A retired Oshawa schoolteacher says he plans to fight a nearly $5,400 bill from the Lake Scugog fire department after he had to be rescued while ice fishing two weeks ago.

Firefighters had to pull Neil Robbescheuten out of the marsh on Jan. 13 after he became disoriented trying to make it back to shore when a dense fog rolled in.

Just over a week later, he received a bill that included $3,750 for fire trucks and $1,650 for manpower.

“It will take me two years to save up $5,000 cash to pay them,” Robbescheuten told CTV Toronto. “They want it in 30 days. I’m not going to run a credit card for that.”

Just two days before he had to be rescued, Kawartha Conservation, which includes the Township of Scugog as one of its “watershed municipalities,” issued a statement warning residents to stay away from “all water bodies” due to mild weather and heavy rainfall in the region.
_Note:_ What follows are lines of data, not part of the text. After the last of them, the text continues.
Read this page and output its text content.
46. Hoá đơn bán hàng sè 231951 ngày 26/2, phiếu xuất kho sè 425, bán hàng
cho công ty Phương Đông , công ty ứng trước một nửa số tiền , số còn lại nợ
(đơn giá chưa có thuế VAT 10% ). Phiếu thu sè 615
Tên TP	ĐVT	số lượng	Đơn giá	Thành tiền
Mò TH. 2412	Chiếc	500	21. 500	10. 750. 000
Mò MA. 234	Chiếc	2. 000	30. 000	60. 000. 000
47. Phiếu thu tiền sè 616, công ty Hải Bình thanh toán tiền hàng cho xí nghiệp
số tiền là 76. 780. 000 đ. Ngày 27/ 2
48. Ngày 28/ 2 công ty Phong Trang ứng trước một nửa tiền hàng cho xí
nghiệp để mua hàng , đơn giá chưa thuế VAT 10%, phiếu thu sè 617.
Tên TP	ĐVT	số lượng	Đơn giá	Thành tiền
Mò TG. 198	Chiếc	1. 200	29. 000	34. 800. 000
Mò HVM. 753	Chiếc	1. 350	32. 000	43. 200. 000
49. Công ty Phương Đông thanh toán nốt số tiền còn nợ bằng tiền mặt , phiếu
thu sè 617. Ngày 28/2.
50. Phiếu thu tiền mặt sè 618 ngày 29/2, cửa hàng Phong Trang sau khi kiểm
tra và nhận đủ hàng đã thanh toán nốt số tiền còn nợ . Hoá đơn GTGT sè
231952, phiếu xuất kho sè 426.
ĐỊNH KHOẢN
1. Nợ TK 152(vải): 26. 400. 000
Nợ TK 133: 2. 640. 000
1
“While no flooding is anticipated at this time, water accumulation in low-lying areas, road ditches and areas with poor drainage may occur. Ice cover will weaken and may break up as a result of the warmer temperatures and increased flows,” the statement said.

“Under these conditions, all local rivers, streams and lakes should be considered extremely dangerous; riverbanks will be very slippery and unsafe.”

Robbescheuten has been ice fishing on Lake Scugog for 30 years without incident. However, on that day he had only a small light and a lantern to help him make his way off the ice. He had been fishing about 150 metres from the shore.

“When I saw land I was kind of happy,” Robbescheuten said. “But as I stepped toward the bulrushes my left leg went in and then my right leg went in and both legs were caught in the muddy bottom. This lake is known for that.”

Robbescheuten first called friends in Oshawa to help him, but then dialled 911. Local firefighters went out on the lake in a Zodiac boat and cast a rope out to pull him back to shore.

Robbescheuten said had he known that he was going to be billed for the rescue, he would have thought twice about calling for help.

The bill is the first one ever sent by the department for a rescue. Robbescheuten said he plans to fight the bill before Scugog council on March 4.